A conversion means for converting a fisheye moving image of a predetermined area taken by a camera equipped with a fisheye lens into a plurality of distortion correction element images, and
A recognition means for performing object recognition processing on the distortion correction element image, and
The first position coordinate detecting means for obtaining the position coordinates in the distortion correction element image of the recognized object, and
A second position coordinate detecting means for obtaining the position coordinates of the recognized object in the predetermined region from the position coordinates in the distortion correction element image.
Equipped with
The conversion means provides a region in which the plurality of distortion correction element images partially overlap each other when generating the plurality of the distortion correction element images.
A recognition device characterized by that.

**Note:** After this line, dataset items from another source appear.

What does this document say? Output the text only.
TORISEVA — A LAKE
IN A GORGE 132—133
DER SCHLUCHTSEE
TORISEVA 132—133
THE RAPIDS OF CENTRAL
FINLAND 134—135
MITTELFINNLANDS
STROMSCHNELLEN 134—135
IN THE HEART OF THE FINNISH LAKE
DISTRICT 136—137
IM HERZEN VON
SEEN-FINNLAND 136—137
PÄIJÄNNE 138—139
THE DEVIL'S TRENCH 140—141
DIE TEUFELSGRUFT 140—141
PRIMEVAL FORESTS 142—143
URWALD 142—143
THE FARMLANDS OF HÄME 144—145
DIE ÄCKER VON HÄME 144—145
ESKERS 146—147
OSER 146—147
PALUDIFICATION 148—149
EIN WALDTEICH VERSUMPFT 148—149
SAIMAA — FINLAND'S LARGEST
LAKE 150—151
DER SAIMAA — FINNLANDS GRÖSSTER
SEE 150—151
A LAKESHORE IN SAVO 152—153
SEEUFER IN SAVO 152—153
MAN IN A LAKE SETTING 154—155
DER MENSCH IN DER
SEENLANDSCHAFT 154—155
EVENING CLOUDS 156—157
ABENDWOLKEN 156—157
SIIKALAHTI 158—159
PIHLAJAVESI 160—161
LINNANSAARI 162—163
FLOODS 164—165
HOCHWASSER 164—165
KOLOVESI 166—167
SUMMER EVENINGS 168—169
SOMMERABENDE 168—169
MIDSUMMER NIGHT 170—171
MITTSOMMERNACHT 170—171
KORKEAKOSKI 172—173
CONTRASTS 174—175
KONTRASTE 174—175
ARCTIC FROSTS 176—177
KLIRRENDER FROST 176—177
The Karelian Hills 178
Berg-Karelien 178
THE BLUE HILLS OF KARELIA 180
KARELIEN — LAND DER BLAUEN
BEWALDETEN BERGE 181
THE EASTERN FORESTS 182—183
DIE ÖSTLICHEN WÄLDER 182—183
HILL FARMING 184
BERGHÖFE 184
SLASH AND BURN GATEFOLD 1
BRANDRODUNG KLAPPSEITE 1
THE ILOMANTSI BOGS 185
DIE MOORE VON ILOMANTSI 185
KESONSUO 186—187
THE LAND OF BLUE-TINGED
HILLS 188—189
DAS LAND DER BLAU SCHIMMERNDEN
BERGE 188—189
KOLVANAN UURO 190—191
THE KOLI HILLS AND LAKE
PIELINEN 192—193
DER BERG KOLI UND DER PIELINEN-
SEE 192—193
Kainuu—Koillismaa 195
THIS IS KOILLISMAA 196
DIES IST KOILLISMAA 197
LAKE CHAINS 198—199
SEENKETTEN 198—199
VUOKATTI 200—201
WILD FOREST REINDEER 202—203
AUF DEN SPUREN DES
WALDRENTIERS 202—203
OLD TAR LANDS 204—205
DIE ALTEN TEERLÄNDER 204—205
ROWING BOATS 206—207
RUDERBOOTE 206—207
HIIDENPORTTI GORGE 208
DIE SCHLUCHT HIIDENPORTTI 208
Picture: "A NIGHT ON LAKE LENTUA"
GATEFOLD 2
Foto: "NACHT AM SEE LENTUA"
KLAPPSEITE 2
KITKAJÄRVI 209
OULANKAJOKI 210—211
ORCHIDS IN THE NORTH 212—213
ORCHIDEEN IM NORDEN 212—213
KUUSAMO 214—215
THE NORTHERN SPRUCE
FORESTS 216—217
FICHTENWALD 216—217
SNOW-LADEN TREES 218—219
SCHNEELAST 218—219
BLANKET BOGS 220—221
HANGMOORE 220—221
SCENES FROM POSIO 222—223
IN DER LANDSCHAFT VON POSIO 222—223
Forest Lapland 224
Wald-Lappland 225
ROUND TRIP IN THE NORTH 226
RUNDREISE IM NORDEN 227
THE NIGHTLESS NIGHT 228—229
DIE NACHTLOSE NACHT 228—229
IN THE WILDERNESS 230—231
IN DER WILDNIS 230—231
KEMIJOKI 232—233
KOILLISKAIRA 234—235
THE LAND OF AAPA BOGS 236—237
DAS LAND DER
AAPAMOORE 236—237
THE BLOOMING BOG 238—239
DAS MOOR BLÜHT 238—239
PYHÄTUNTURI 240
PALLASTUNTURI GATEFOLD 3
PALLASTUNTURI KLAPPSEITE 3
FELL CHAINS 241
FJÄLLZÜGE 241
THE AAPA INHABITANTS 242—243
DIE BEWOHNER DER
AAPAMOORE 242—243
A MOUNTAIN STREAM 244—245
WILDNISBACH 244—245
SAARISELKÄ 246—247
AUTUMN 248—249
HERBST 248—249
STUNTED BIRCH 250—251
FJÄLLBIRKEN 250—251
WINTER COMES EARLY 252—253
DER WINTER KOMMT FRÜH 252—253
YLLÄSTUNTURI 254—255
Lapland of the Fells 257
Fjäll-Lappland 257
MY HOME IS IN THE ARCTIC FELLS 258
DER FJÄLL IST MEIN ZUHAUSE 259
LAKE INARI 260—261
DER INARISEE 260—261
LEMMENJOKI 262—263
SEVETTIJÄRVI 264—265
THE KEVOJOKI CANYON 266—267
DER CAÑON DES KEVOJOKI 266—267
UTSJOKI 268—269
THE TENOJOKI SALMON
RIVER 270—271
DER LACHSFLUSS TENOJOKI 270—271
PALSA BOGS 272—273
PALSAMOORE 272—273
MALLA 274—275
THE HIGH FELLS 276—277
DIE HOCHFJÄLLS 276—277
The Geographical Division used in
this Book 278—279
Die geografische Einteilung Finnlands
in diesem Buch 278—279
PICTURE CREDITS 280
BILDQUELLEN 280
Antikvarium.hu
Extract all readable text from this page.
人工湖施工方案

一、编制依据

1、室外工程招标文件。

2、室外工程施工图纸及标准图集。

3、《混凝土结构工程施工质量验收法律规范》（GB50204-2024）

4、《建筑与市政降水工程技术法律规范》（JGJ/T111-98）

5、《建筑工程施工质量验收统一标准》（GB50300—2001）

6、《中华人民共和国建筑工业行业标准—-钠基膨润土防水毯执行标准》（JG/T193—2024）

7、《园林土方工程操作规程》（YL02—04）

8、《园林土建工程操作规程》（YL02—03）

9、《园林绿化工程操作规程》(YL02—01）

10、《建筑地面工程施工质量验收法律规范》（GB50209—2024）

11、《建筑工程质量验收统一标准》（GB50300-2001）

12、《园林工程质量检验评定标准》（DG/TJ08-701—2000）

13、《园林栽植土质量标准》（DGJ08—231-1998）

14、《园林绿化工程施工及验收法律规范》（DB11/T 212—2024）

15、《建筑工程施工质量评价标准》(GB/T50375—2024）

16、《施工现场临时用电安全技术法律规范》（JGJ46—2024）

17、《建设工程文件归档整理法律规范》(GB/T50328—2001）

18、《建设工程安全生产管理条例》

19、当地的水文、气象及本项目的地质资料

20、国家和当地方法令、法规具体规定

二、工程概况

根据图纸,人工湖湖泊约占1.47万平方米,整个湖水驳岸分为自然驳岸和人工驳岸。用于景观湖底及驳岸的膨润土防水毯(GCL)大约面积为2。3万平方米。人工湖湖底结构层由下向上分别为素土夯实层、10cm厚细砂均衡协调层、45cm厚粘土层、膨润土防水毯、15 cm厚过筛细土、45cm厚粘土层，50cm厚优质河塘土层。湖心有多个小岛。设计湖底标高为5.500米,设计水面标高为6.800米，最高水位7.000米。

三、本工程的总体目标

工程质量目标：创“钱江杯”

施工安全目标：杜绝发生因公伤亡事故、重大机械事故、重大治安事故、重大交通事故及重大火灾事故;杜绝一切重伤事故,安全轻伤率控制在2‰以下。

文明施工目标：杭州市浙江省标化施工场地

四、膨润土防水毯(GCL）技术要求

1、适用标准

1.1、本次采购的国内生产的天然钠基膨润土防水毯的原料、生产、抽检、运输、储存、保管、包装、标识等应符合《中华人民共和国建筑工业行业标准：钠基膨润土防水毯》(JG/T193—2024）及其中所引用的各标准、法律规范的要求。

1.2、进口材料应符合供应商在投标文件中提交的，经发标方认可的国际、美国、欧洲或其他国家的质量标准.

The conversion means generates a plurality of distortion correction element images having different azimuth angles by a perspective projection projection method by inputting parameters of a plurality of azimuth angles, elevation angles, and rotation angles.
The recognition device according to any one of claims 1 to 3, wherein the recognition device is characterized by the above.

The recognition means surrounds the result of recognizing the object with a rectangle, and the base center point coordinates of the rectangle are the position coordinates of the object in the distortion correction element image.
The recognition device according to any one of claims 1 to 3, wherein the recognition device is characterized by the above.

A camera with a fisheye lens and
The recognition device according to any one of claims 1 to 5 .
A recognition system characterized by being equipped with.

The computer that controls the recognition device,
A conversion means for converting a fisheye moving image of a predetermined area taken by a camera equipped with a fisheye lens into a plurality of distortion correction element images, and
A recognition means for performing object recognition processing on the distortion correction element image, and
The first position coordinate detecting means for obtaining the position coordinates in the distortion correction element image of the recognized object, and
A second position coordinate detecting means for obtaining the position coordinates of the recognized object in the predetermined region from the position coordinates in the distortion correction element image.
To function as
The recognition means calculates the longitude and latitude of the unit sphere from the coordinates of the distortion correction element image, and uses the azimuth angle, elevation angle, and rotation angle of the element image to calculate the longitude and latitude of the unit sphere. Find the longitude and latitude coordinates of the image,
Program for.

It is a method of detecting the position coordinates of an object recognized by the recognition device.
A conversion step that converts a fisheye video of a predetermined area taken by a camera equipped with a fisheye lens into multiple distortion correction element images, and
A recognition step for performing recognition processing of the object on the distortion correction element image, and
The first position coordinate detection step for obtaining the position coordinates in the distortion correction element image of the recognized object, and
A second position coordinate detection step of obtaining the position coordinates of the recognized object in the predetermined region from the position coordinates in the distortion correction element image.
Including
In the recognition step, the longitude and latitude of the unit sphere are calculated from the coordinates of the distortion correction element image, and the unit sphere is calculated by the rotation matrix calculation based on the azimuth angle, elevation angle, and rotation angle of the element image. Find the longitude and latitude coordinates of the image,
A position coordinate detection method characterized by this.